Он вздрогнул и поднял голову. Щеку саднило, и лоб болел. За столом начальника с важным видом перелистывал газету и покуривал младший лейтенант.

– Читаешь? – о. Петр едва шевелил отяжелевшими губами.

– Ага. Завтра мне доклад толкать надзирателям о международном положении. Враги, б…ть, кругом. И ты враг. Ты, небось, по своей поповской линии держал связь с какими-нибудь английскими попами… И с французскими. Моление ваше всеобщее народ разложить и чтоб Союз рухнул. Во! Тут как раз и сказано… – И он забубнил. – Реакционное духовенство всех мастей…

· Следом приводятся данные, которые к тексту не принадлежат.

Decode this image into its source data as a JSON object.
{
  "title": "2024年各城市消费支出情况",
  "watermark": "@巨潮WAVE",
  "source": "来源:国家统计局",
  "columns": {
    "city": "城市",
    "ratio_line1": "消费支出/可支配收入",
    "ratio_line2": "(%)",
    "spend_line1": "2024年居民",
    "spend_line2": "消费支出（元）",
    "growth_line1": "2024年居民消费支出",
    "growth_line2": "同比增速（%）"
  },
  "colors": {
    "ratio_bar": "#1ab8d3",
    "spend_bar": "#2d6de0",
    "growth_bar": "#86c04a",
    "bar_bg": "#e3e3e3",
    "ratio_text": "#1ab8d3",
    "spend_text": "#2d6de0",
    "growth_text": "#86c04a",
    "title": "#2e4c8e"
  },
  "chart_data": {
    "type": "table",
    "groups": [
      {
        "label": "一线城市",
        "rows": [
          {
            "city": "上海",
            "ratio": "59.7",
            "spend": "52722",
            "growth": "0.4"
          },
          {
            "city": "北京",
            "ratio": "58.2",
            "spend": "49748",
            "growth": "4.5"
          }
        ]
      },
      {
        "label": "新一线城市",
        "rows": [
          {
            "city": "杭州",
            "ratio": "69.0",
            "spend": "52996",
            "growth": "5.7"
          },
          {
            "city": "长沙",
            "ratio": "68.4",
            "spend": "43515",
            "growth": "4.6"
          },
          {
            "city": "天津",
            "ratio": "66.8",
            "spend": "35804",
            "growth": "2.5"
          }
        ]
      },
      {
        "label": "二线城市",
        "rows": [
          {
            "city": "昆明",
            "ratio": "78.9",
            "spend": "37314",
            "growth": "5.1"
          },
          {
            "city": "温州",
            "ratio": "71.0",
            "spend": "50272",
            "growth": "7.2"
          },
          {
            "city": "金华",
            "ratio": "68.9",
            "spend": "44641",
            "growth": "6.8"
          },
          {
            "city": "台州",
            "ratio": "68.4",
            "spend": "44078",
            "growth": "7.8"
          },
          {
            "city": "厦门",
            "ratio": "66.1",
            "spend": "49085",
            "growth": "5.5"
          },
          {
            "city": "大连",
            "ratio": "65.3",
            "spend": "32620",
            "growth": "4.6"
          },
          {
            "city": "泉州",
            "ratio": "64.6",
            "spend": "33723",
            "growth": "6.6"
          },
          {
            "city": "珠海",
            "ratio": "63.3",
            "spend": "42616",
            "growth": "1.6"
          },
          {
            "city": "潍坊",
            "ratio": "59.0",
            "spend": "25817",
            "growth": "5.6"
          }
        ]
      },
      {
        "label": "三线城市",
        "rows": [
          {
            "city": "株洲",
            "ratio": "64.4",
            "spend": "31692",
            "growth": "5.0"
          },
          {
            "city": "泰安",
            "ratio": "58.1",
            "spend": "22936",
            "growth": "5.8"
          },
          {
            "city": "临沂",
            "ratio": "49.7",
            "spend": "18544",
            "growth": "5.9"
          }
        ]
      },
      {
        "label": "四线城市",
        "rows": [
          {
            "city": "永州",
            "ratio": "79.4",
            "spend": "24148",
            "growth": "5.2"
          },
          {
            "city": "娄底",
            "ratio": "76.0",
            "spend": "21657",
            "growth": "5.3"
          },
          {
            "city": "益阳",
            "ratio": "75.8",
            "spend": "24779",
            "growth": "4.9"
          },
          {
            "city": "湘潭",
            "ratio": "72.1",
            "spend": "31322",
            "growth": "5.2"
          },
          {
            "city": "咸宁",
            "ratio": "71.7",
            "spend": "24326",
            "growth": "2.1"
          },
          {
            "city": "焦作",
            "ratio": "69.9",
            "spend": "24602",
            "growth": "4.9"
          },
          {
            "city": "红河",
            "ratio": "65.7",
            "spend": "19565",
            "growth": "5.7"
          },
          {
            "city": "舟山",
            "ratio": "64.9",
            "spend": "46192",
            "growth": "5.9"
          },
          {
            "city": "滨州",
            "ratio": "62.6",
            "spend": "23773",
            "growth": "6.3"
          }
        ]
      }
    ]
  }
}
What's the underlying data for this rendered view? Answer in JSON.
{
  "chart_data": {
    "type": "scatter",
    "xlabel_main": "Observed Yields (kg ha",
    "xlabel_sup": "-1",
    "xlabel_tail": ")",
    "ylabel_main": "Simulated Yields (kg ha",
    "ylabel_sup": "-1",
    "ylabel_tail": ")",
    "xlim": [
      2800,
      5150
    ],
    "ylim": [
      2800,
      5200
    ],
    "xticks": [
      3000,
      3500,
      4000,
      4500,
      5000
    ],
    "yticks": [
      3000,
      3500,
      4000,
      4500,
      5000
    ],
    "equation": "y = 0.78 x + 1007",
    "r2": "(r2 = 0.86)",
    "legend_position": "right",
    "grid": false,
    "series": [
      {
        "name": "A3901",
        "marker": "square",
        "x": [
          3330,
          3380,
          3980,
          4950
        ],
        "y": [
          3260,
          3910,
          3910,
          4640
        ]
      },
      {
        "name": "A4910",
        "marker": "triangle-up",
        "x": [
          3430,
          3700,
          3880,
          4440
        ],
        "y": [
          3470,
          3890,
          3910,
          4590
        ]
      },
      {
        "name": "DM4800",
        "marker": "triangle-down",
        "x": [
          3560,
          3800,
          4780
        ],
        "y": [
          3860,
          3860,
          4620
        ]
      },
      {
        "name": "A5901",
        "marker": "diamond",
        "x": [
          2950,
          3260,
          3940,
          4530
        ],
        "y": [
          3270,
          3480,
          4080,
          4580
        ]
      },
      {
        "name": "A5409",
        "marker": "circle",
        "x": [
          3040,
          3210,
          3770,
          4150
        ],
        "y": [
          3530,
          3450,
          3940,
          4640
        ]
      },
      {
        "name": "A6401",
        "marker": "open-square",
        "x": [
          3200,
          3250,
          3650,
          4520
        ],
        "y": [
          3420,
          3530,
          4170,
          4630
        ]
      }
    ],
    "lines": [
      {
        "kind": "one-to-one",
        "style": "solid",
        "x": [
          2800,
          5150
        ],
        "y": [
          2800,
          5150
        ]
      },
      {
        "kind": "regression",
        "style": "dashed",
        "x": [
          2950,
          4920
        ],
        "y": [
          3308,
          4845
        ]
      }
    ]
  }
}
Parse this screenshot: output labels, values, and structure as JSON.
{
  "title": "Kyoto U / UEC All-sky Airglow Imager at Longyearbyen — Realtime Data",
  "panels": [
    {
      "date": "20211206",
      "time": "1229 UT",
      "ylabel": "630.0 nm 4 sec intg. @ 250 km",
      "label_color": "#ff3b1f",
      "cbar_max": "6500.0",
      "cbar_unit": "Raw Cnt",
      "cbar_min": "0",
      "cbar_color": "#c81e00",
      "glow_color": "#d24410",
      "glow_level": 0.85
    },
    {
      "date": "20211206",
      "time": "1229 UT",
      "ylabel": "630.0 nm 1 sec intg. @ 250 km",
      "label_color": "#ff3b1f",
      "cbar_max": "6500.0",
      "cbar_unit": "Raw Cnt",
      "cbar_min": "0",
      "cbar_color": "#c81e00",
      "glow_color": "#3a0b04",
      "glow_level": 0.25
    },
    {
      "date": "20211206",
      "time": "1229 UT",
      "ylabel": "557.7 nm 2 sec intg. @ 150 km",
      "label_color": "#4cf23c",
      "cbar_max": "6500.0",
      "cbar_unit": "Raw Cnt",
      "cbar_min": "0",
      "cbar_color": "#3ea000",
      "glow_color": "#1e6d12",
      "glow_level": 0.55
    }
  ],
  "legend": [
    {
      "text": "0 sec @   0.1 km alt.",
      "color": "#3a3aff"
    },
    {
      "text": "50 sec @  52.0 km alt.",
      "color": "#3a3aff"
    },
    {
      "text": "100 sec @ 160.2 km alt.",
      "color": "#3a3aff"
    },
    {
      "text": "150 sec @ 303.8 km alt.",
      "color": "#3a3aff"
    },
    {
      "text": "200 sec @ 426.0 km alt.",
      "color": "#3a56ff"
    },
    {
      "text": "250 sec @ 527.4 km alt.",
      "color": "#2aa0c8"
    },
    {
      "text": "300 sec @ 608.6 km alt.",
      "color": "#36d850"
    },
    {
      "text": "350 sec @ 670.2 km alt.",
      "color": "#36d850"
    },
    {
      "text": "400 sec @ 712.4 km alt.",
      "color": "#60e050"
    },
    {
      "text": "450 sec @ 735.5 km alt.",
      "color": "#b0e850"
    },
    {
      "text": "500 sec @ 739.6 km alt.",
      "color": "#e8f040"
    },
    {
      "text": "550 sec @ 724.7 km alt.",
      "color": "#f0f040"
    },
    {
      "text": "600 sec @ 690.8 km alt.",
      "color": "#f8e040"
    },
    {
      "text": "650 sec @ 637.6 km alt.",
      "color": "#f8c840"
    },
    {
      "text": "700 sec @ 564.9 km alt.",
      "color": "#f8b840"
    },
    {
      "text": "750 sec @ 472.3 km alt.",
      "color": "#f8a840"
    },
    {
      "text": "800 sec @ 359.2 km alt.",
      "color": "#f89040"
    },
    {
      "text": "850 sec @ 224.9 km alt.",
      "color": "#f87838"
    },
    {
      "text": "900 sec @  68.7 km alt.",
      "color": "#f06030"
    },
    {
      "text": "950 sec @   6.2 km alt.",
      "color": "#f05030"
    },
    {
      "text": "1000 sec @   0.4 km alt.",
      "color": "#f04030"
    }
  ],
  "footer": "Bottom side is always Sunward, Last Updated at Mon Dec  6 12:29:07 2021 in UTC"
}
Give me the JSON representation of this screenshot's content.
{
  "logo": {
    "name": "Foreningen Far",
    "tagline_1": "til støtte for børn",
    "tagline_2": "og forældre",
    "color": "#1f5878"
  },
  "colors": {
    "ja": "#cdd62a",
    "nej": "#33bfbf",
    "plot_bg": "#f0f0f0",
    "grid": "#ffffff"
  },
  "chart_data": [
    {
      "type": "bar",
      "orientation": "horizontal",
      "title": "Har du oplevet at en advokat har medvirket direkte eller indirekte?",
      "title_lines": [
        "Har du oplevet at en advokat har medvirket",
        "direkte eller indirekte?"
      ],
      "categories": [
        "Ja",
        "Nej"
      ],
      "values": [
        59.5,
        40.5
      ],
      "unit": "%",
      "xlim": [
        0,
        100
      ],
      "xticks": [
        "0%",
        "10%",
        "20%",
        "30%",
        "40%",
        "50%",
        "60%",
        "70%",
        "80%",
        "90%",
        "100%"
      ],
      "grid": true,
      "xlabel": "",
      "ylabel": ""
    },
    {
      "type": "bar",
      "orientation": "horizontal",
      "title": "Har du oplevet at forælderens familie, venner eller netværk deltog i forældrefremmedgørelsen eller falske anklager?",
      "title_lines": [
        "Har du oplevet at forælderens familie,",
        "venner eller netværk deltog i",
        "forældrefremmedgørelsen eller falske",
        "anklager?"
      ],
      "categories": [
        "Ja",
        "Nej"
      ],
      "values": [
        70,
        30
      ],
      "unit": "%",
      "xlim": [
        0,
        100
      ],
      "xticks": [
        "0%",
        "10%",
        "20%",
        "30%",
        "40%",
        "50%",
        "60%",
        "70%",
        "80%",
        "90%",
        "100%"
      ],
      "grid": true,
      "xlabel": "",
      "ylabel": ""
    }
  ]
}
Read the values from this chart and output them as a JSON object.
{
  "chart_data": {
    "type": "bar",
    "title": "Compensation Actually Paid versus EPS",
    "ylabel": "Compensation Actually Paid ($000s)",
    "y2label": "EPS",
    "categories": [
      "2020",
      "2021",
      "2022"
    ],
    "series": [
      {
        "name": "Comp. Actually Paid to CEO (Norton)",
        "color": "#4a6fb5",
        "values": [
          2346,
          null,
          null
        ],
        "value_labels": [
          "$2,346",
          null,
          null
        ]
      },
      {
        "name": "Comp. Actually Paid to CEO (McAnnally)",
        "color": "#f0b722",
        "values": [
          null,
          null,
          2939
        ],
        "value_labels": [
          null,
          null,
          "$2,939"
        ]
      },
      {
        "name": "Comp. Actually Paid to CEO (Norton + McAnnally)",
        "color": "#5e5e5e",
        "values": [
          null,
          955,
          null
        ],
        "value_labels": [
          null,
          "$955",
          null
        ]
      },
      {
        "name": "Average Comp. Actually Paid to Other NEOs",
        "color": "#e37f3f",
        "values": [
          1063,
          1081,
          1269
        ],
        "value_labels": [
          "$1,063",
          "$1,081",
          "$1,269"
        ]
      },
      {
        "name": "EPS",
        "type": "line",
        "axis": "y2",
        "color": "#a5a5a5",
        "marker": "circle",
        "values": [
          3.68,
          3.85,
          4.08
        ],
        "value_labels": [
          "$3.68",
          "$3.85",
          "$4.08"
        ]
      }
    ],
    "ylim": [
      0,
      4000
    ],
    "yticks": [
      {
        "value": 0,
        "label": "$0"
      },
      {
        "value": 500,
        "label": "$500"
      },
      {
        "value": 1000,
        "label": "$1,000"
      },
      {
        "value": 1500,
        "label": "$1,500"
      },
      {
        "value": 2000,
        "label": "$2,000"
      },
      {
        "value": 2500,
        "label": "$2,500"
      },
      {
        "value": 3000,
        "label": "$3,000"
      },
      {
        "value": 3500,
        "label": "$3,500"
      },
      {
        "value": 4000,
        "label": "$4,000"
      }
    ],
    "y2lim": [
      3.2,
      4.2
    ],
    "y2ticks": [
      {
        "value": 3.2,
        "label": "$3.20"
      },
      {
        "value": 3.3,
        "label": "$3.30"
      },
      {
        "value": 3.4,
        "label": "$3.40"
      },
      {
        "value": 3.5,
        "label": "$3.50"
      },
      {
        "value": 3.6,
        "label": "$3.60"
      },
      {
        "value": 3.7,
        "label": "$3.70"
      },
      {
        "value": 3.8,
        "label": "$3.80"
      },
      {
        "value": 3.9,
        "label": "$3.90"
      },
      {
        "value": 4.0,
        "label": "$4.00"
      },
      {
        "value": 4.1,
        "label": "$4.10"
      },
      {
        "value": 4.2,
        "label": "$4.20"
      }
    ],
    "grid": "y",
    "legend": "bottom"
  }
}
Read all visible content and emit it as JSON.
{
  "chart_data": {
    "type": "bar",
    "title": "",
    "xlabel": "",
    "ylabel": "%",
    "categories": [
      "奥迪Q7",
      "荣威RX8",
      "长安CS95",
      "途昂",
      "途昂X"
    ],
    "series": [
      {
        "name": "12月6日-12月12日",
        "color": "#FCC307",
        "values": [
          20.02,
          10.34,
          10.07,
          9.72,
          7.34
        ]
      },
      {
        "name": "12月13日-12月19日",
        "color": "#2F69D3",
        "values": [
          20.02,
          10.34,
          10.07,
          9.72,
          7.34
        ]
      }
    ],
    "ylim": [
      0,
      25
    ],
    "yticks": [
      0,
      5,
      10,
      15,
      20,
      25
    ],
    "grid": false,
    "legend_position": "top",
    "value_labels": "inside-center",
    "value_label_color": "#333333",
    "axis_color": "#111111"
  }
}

Читай, волчонок. Точи зубы, мертвая душа. Яко беззаконие мое аз знаю, и грех мой предо мною есть выну. Ты мой грех. «И мой тоже», – молвил кто-то рядом. Отец Петр оглянулся. Папа, о. Иоанн, стоял невдалеке и манил его за собой. «Этот твой мучитель, как наш Ванька Смирнов», – спускаясь по каменным ступеням в какое-то подземелье, говорил папа. Голос его звучал глухо. «Папа! – воскликнул о. Петр. – Где мы?!» Отец Иоанн обернулся к сыну и приложил палец к губам. «Т-с-с… Сам увидишь». Но точно, это была не Россия. Не в Сотникове же, и не в Пензе, и даже не в Москве, где дважды бывал он еще свободным человеком, в третий же раз видел, главным образом, ее ночные темные улицы с кое-где горящими и вызывающими чудовищную тоску желтыми фонарями, затем колодец Бутырской тюрьмы, опять Москву ночную, но на сей раз заметенную снегом, вокзал и состав на самом дальнем пути с насквозь промерзшим ледяным вагоном, который повез его в Кемь, на берег Белого моря, – нет, нет, нигде в России не смог бы побывать он в таком торжественно-мрачном подземелье с каменными ступенями, вытертыми бесчисленным количеством ног до углубления в срединной их части, с факелами, отбрасывающими причудливые тени и освещающие стены темного туфа, и наконец с полукруглым помещением в самом низу, отчасти напоминающим алтарь, с высоким куполом, в который виден был круг яркого голубого неба. И небо слишком яркое и радостное было для России.